Since 1996, banks are required to perform a stress test in order to assess their ability to overcome possible difficulties. This test is not conducted on a best scenario case, on the contrary, it comprises many worst scenario cases to test the effectiveness of capital banks. However, it is only from 2007 that the test is regularly performed by financial third parties to ensure best practices by banks.

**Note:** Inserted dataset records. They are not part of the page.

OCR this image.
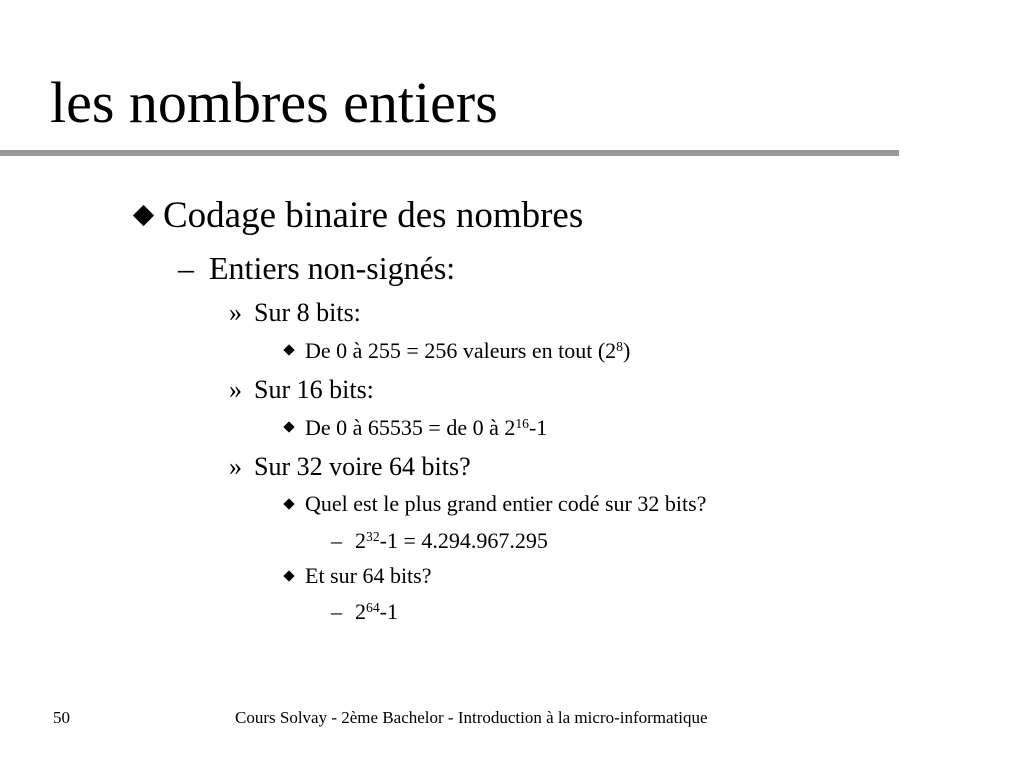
les nombres entiers
Codage binaire des nombres
– Entiers non-signés:
» Sur 8 bits:
De 0 à 255 = 256 valeurs en tout $(2^8)$
» Sur 16 bits:
De 0 à 65535 = de 0 à $2^{16}-1$
» Sur 32 voire 64 bits?
Quel est le plus grand entier codé sur 32 bits?
– $2^{32}-1 = 4.294.967.295$
Et sur 64 bits?
– $2^{64}-1$
50	Cours Solvay - 2ème Bachelor - Introduction à la micro-informatique
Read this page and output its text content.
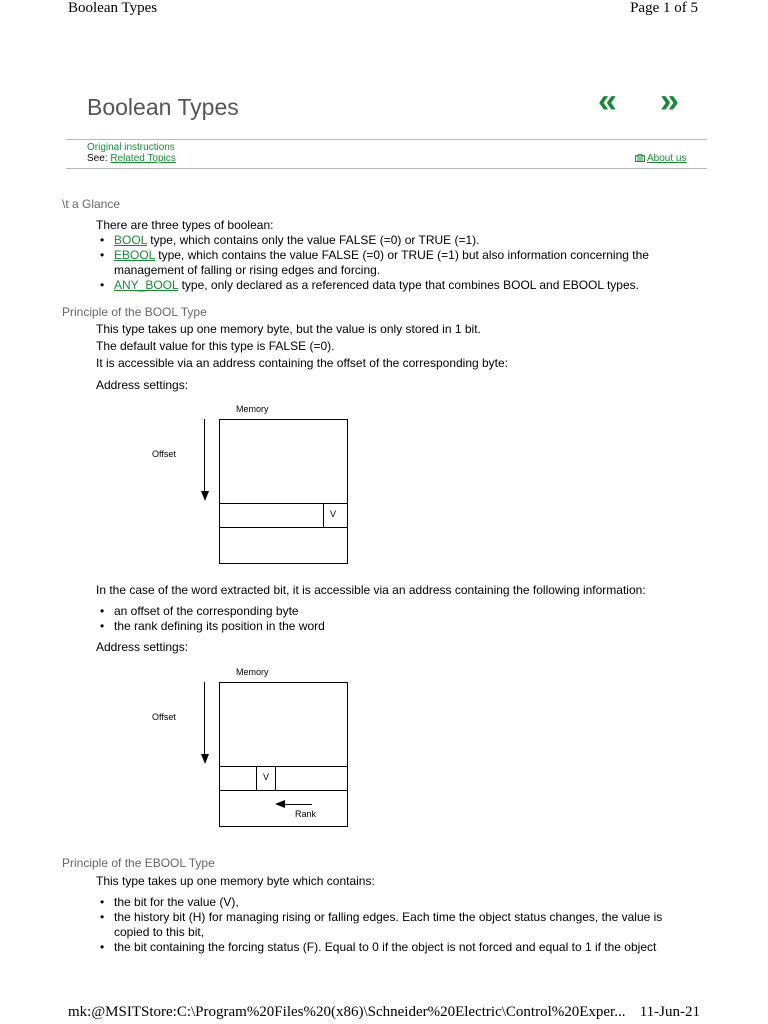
Boolean Types	Page 1 of 5
Boolean Types	« »
Original instructions
See: Related Topics	About us
\t a Glance
There are three types of boolean:
• BOOL type, which contains only the value FALSE (=0) or TRUE (=1).
• EBOOL type, which contains the value FALSE (=0) or TRUE (=1) but also information concerning the management of falling or rising edges and forcing.
• ANY_BOOL type, only declared as a referenced data type that combines BOOL and EBOOL types.
Principle of the BOOL Type
This type takes up one memory byte, but the value is only stored in 1 bit.
The default value for this type is FALSE (=0).
It is accessible via an address containing the offset of the corresponding byte:
Address settings:
Memory
Offset
V
In the case of the word extracted bit, it is accessible via an address containing the following information:
• an offset of the corresponding byte
• the rank defining its position in the word
Address settings:
Memory
Offset
V
Rank
Principle of the EBOOL Type
This type takes up one memory byte which contains:
• the bit for the value (V),
• the history bit (H) for managing rising or falling edges. Each time the object status changes, the value is copied to this bit,
• the bit containing the forcing status (F). Equal to 0 if the object is not forced and equal to 1 if the object
mk:@MSITStore:C:\Program%20Files%20(x86)\Schneider%20Electric\Control%20Exper... 11-Jun-21
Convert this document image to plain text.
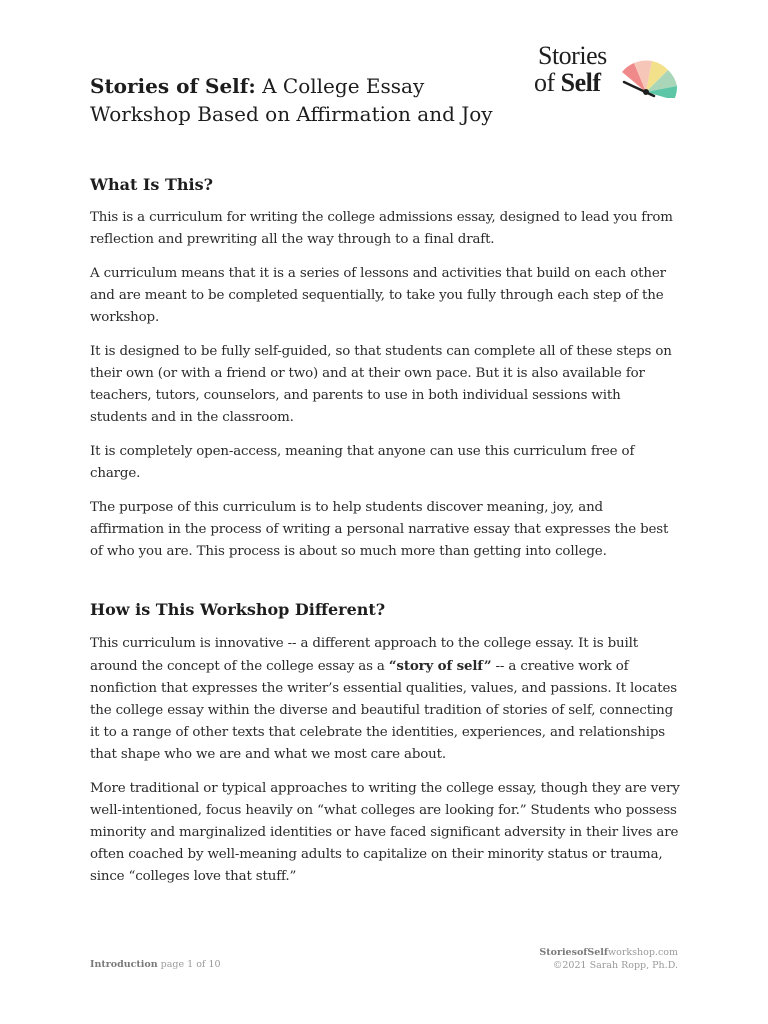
Stories of Self: A College Essay Workshop Based on Affirmation and Joy
Stories
of Self
What Is This?

This is a curriculum for writing the college admissions essay, designed to lead you from reflection and prewriting all the way through to a final draft.

A curriculum means that it is a series of lessons and activities that build on each other and are meant to be completed sequentially, to take you fully through each step of the workshop.

It is designed to be fully self-guided, so that students can complete all of these steps on their own (or with a friend or two) and at their own pace. But it is also available for teachers, tutors, counselors, and parents to use in both individual sessions with students and in the classroom.

It is completely open-access, meaning that anyone can use this curriculum free of charge.

The purpose of this curriculum is to help students discover meaning, joy, and affirmation in the process of writing a personal narrative essay that expresses the best of who you are. This process is about so much more than getting into college.

How is This Workshop Different?

This curriculum is innovative -- a different approach to the college essay. It is built around the concept of the college essay as a “story of self” -- a creative work of nonfiction that expresses the writer’s essential qualities, values, and passions. It locates the college essay within the diverse and beautiful tradition of stories of self, connecting it to a range of other texts that celebrate the identities, experiences, and relationships that shape who we are and what we most care about.

More traditional or typical approaches to writing the college essay, though they are very well-intentioned, focus heavily on “what colleges are looking for.” Students who possess minority and marginalized identities or have faced significant adversity in their lives are often coached by well-meaning adults to capitalize on their minority status or trauma, since “colleges love that stuff.”

Introduction page 1 of 10
StoriesofSelfworkshop.com
©2021 Sarah Ropp, Ph.D.
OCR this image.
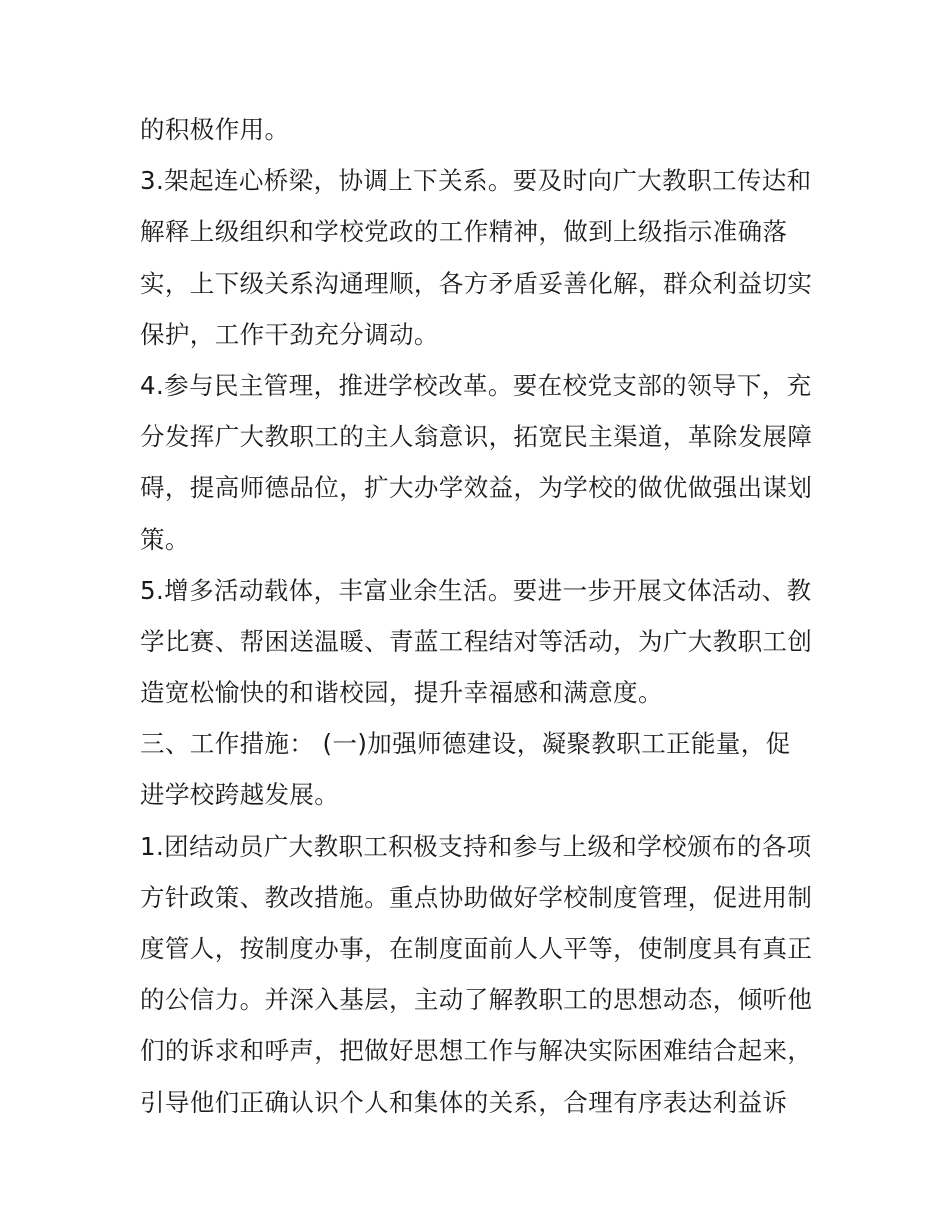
的积极作用。
3.架起连心桥梁，协调上下关系。要及时向广大教职工传达和
解释上级组织和学校党政的工作精神，做到上级指示准确落
实，上下级关系沟通理顺，各方矛盾妥善化解，群众利益切实
保护，工作干劲充分调动。
4.参与民主管理，推进学校改革。要在校党支部的领导下，充
分发挥广大教职工的主人翁意识，拓宽民主渠道，革除发展障
碍，提高师德品位，扩大办学效益，为学校的做优做强出谋划
策。
5.增多活动载体，丰富业余生活。要进一步开展文体活动、教
学比赛、帮困送温暖、青蓝工程结对等活动，为广大教职工创
造宽松愉快的和谐校园，提升幸福感和满意度。
三、工作措施： (一)加强师德建设，凝聚教职工正能量，促
进学校跨越发展。
1.团结动员广大教职工积极支持和参与上级和学校颁布的各项
方针政策、教改措施。重点协助做好学校制度管理，促进用制
度管人，按制度办事，在制度面前人人平等，使制度具有真正
的公信力。并深入基层，主动了解教职工的思想动态，倾听他
们的诉求和呼声，把做好思想工作与解决实际困难结合起来，
引导他们正确认识个人和集体的关系，合理有序表达利益诉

COVID-19 and EU-wide stress testing

In light of COVID-19 outbreak, the European Banking Authority (EBA) has decided to postpone the EU-wide stress test to the following year “to alleviate the immediate operational burden for banks at this challenging juncture”. On the other end, The Federal Reserve has not let the pandemic prevent it from conducting the tests and, on Thursday, it released the results for 2020 with additional sensitivity analyses concerning the specific situation the world is going through.

Downside scenarios

Besides the normal stress test conducted, three possible downside scenarios that could result have been analyzed. In all of them, the unemployment rate reached its peak between 15.6 and 19.5 percent and loan losses for the 34 banks under scrutiny appeared to be between $560 billion and $700 billion, with decreasing aggregate capital ratios.

The Federal Reserve, in light of these results, capped dividends and banned share buybacks by big US banks until the fourth quarter of 2020, in order to preserve capital. Jamie Dimon, JPMorgan Chase’s CEO, said buybacks were unlikely to resume since the future is not yet clear. As a matter of fact, the eight biggest US banks, including JPMorgan, had already suspended buybacks. Finally, re-evaluation of longer-term capital plans had also been required.

The big picture

The issue here is whether the measure adopted by the EBA in front of this phenomenon has been a cautious one. Is it a safe measure to allow greater flexibility to banks in predisposing their capital requirements? Or is it a better action than the one adopted by The Fed? Could it be a sign of greater responsibility for conducting the stress tests and taking actions by imposing strict requirements to ensure the bank's resilience?